To learn more about how timezones are expressed in CEL, see the language definition for timezones.

To filter by duration of a build, you can use duration to compare timestamps. In the following example, the filter field uses duration to filter build events with a builds that run for at least five minutes:

filter: build.finish_time - build.start_time >= duration("5m")

Filtering by substitution

You can filter by substitution by specifying the substitution variable in the filter field using build.substitutions. In the following example, the filter field lists builds that contain the substitution variable substitution-variable and checks if the substitution-variable matches the specified substitution-value:

filter: build.substitutions[substitution-variable] == substitution-value

Where:

  • substitution-variable is the name of your substitution variable.
  • substitution-value is the name of your substitution value.

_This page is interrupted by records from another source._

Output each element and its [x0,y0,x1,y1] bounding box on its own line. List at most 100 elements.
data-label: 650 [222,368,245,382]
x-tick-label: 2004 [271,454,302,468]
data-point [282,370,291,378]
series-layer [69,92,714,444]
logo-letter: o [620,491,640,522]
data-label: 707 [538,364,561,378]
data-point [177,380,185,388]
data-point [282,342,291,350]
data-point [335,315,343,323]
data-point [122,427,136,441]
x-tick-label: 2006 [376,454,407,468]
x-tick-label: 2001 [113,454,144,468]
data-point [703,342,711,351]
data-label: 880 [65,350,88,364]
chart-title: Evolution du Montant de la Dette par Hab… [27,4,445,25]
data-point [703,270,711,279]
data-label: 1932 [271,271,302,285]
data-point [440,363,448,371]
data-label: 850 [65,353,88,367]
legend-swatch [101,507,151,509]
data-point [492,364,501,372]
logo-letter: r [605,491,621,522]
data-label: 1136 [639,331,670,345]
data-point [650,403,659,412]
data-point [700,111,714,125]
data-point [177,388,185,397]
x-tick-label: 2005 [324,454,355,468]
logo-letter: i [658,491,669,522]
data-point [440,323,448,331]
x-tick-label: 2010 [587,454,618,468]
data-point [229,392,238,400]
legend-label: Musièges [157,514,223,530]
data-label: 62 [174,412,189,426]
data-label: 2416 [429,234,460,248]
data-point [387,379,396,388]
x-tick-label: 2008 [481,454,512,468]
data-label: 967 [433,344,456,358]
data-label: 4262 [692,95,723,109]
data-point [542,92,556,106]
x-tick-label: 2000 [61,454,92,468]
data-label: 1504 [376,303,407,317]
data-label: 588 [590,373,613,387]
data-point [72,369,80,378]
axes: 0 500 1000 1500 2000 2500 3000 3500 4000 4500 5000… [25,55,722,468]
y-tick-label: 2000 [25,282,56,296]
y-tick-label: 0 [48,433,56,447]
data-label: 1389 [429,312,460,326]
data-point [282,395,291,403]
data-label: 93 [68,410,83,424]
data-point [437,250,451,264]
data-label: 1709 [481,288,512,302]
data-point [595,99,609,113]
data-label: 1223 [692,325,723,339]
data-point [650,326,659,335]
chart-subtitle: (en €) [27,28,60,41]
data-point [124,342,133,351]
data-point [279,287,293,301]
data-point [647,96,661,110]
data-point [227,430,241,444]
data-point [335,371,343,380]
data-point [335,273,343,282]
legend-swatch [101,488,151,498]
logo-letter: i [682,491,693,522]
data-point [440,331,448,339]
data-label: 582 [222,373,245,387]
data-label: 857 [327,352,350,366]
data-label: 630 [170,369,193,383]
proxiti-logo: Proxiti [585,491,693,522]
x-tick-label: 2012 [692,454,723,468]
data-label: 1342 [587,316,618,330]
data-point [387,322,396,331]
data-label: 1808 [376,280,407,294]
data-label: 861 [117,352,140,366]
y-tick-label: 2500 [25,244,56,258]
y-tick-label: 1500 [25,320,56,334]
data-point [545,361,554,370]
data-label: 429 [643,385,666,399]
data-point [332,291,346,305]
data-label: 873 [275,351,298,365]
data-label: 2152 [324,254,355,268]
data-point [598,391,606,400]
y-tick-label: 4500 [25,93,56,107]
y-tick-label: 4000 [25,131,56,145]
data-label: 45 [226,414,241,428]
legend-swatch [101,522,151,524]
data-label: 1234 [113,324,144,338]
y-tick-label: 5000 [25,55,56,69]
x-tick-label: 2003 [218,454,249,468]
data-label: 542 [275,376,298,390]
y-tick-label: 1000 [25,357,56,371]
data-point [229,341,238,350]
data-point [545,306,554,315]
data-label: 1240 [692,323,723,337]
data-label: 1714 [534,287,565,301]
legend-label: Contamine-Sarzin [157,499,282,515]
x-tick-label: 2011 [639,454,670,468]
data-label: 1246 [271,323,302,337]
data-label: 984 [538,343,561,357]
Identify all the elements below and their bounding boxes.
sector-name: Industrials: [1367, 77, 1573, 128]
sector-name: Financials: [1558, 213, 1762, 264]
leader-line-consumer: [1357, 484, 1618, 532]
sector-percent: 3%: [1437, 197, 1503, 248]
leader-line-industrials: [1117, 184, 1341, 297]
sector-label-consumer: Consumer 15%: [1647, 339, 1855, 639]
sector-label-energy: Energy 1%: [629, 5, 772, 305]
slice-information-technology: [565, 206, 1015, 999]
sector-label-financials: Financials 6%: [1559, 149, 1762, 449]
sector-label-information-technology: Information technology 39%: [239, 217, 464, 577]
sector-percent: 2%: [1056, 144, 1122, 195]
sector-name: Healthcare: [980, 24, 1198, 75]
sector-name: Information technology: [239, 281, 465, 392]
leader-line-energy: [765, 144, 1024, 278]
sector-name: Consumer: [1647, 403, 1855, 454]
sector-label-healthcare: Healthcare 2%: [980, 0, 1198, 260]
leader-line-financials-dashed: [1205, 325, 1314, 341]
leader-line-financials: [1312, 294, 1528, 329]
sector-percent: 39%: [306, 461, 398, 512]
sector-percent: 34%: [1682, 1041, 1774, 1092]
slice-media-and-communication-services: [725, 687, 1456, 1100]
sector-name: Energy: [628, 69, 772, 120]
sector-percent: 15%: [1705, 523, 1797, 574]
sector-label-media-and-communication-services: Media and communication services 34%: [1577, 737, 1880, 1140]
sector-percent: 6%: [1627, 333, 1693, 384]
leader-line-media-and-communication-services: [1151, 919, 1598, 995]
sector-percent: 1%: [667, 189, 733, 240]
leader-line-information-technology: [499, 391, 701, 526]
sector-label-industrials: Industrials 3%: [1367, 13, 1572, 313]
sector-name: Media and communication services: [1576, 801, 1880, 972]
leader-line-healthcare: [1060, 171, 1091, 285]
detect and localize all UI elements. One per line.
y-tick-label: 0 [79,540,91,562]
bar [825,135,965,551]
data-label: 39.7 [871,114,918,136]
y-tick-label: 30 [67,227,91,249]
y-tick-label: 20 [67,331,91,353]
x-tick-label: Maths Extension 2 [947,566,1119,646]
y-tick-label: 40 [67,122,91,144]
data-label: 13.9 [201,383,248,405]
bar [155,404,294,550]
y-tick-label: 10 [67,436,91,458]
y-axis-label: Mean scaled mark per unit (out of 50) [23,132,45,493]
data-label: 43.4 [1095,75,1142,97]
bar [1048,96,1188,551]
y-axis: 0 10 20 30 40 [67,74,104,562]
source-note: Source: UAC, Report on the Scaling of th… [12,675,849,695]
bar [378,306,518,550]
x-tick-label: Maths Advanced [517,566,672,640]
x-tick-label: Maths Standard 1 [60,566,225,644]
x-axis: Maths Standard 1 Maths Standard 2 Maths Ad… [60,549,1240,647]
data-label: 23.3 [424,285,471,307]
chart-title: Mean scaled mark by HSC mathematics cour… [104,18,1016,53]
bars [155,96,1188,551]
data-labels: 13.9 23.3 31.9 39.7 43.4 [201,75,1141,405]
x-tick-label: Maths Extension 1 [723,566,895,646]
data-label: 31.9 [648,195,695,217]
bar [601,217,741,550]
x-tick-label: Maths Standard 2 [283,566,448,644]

You can also filter by default substitution variable values. In the following example, the filter field lists builds that have the branch name master and builds that have the repository name github.com/user/my-example-repo. The default substitution variables BRANCH_NAME and REPO_NAME are passed in as keys to the build.substitutions:

filter: build.substitutions["BRANCH_NAME"] == "master" && build.substitutions["REPO_NAME"] == "github.com/user/my-example-repo"

If you want to filter on strings using regular expressions, you can use the built-in matches function. In the example below, the filter field filters for builds with a status of FAILURE or TIMEOUT and that also have a build substitution variable TAG_NAME with a value that matches the regular expression v{DIGIT}.{DIGIT}.{3 DIGITS}).

filter: build.status in [Build.Status.FAILURE, Build.Status.TIMEOUT] && build.substitutions["TAG_NAME"].matches("^v\\d{1}\\.\\d{1}\\.\\d{3}$")`

To see a list of default substitution values, see Using default substitutions.